My short solution by C++. O(n2)

• Three flags are used to check whether a number appear.

used1: check each row

used2: check each column

used3: check each sub-boxes

``````class Solution
{
public:
bool isValidSudoku(vector<vector<char> > &board)
{
int used1[9][9] = {0}, used2[9][9] = {0}, used3[9][9] = {0};

for(int i = 0; i < board.size(); ++ i)
for(int j = 0; j < board[i].size(); ++ j)
if(board[i][j] != '.')
{
int num = board[i][j] - '0' - 1, k = i / 3 * 3 + j / 3;
if(used1[i][num] || used2[j][num] || used3[k][num])
return false;
used1[i][num] = used2[j][num] = used3[k][num] = 1;
}

return true;
}
};``````

• Nice and elegant!
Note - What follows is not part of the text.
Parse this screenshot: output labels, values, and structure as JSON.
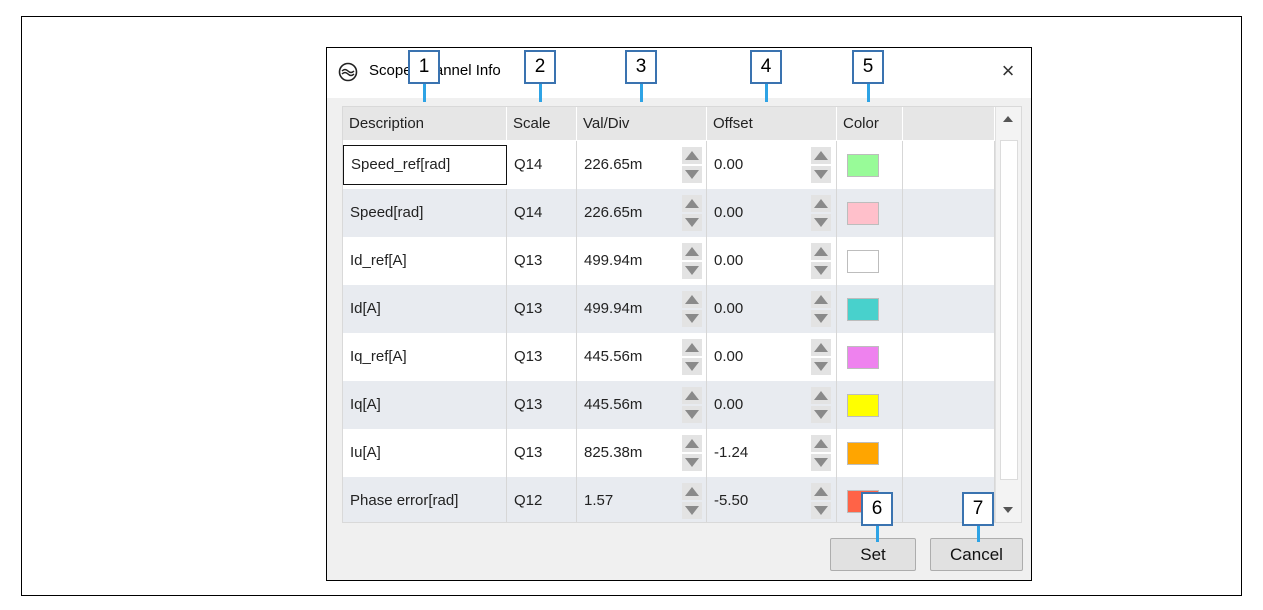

I would only change used[][] arrays to bool.

• Oh, yes, that will save some memory space

• Should not this code be O(N)? You scaned each grid only once.

• I mean that the board is n*n. So it is O(n2). Certainly I scan each grid only once.

• I was really surprised that my code is nearly the same as yours except mine is in C, elegant , thank you.

• oh, i know....misunderstood

• i tried to change int to bool,and change 1 to true,but it doesn't work.i don't know the reason...

• assignment in C or C++ returns value that why I hate it. Complier won't tell you anything about if(x=1)

• Hi, jppjpr. The following code using `bool` instead of `int` gets accepted :-) In fact, at first I made a mistake by forgetting to check `if (board[i][j] != '.')`.

``````class Solution {
public:
bool isValidSudoku(vector<vector<char>>& board) {
bool row[9][9] = {false}, col[9][9] = {false}, box[9][9] = {false};
for (int i = 0; i < 9; i++) {
for (int j = 0; j < 9; j++) {
if (board[i][j] != '.') {
int num = board[i][j] - '0' - 1, k = i / 3 * 3 + j / 3;
if (row[i][num] || col[j][num] || box[k][num]) return false;
row[i][num] = col[j][num] = box[k][num] = true;
}
}
}
return true;
}
}; ``````

• Great code! I really love this line

``````int num = board[i][j] - '0' - 1, k = i / 3 * 3 + j / 3;
``````

The variable `k` so nicely maps all the cells belonging to the same box to the same element of `used3` :-)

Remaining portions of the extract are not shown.